When Alice initiates the channel, she sends Bob an ECDSA point referred to as the revocation_basepoint, which we'll dub revocation_basepoint_a.

Note, we call it a base point because a) we don't use it directly and use it to derive other keys b) ECDSA pubkeys are just points on the curve.

Alice also send along her first per_commitment_point. This is the point used for generated pub keys in Alice's commitment transaction ctx_0a.  We'll refer to it is a per_commitment_point_0a.

When Bob accepts the channel he sends his own distinct revocation_basepoint, revocation_basepoint_b, to Alice.

Bob also sends along his first per_commitment_point that is used for his version of the commitment transaction ctx_0b, referred to as per_commitment_point_0b.

If you recall from our to_local output above we use a value called remote_revocation_pubkey.  

OP_IF
    <remote_revocation_pubkey>   <<<<<<<<<< HELLO!
OP_ELSE
    <to_self_delay>
    OP_CHECKSEQUENCEVERIFY
    OP_DROP
    <local_delayed_pubkey>
OP_ENDIF
OP_CHECKSIG

You'll notice that we haven't defined that value anywhere yet.  That's because we derive it for each and every commitment transaction. So we'll refer to remote_revocation_pubkey_0a, or simply revocation_pubkey_0a, as the value used in the to_local output of ctx_0a. Whew!

So how do we create the revocation_pubkey?  Well there is a formula defined in BOLT 3. For this article, I'll simplify it a bit.

revocation_pubkey = u*revocation_basepoint + v*per_commitment_point

From this we see a revocation_pubkey is generated by adding together a revocation_basepoint and a per_commitment_point.

And for the private keys we use a similar formula except we add two secrets together:

revocation_privkey = u*revocation_basepoint_secret + v*per_commitment_secret

We can generate a revocation public key based on two public keys.  But in order to generate the secret we need both of the corresponding secrets.  

Now that we know the formula, and know that both Alice and Bob each have a revocation_basepoint and a per_commitment_point, we need to know which ones go together.

Recall that ctx_0a is the first commitment transaction that Alice can broadcast. If Alice broadcasts after it's revoke, Bob needs to be able to perform a penalty.  
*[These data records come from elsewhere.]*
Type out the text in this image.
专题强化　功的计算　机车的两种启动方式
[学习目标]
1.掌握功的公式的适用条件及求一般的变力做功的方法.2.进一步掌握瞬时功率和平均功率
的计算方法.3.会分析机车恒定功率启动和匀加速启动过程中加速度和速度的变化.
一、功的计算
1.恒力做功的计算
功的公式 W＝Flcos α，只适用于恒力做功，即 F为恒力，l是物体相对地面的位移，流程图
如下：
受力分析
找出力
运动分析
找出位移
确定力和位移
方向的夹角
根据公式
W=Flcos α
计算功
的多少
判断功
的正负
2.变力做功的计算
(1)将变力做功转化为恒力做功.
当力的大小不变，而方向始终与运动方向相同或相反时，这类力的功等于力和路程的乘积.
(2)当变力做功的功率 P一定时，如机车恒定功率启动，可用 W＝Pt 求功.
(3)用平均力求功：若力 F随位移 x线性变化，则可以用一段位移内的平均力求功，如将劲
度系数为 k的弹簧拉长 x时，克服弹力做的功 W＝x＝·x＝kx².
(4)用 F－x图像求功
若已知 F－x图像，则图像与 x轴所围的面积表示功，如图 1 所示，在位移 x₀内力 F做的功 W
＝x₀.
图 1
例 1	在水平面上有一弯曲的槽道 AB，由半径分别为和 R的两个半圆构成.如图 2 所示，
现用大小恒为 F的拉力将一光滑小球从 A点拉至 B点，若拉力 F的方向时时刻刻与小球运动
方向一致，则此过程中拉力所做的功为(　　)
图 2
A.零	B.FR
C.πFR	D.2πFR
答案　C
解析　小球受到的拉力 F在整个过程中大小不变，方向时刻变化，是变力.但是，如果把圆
In ctx_0a, the remote node is Bob. Alice will ultimate reveal her per_commitment_secret to revoke this transaction. So we need to use Bob's revocation_basepoint_b and Alice's per_commitment_point_0a.

Both Alice and Bob have these pubkeys since they were exchanged during the channel open. So they both can generate revocation_pubkey_0a.

However, prior to revoking ctx_0a, neither Alice nor Bob have the the required information to generate the revocation private key. Bob clearly knows his revocation_basepoint_secret but he does not have Alice's per_commitment_secret_0a yet.  Likewise, Alice does not have, nor will ever have, Bob's revocation_basepoint_secret.  But Alice does have the per_commitment_secret_0a for ctx_0a.

Prior to revocation, if Alice drops ctx_0a on-chain neither Alice nor Bob have sufficient information to generate the revocation_privkey and spend via that path. This is perfect. In ctx_0a, Bob has immediate access to his funds via to_remote. Alice will need to wait until the sequence delay expires then she can access her funds.  

This change once a ctx_0a has been revoked!  To revoke ctx_0a, Alice sends Bob per_commitment_secret_0a. Bob now has both his revocation_basepoint_secret_b and per_commitment_secret_0a from Alice. If Alice broadcasts ctx_0a he can create the revocation_secret and sweep the funds! This is exactly the construct we need!

Hopefully this has helped you understand how keys are used to perform revocation with LN-Penalty.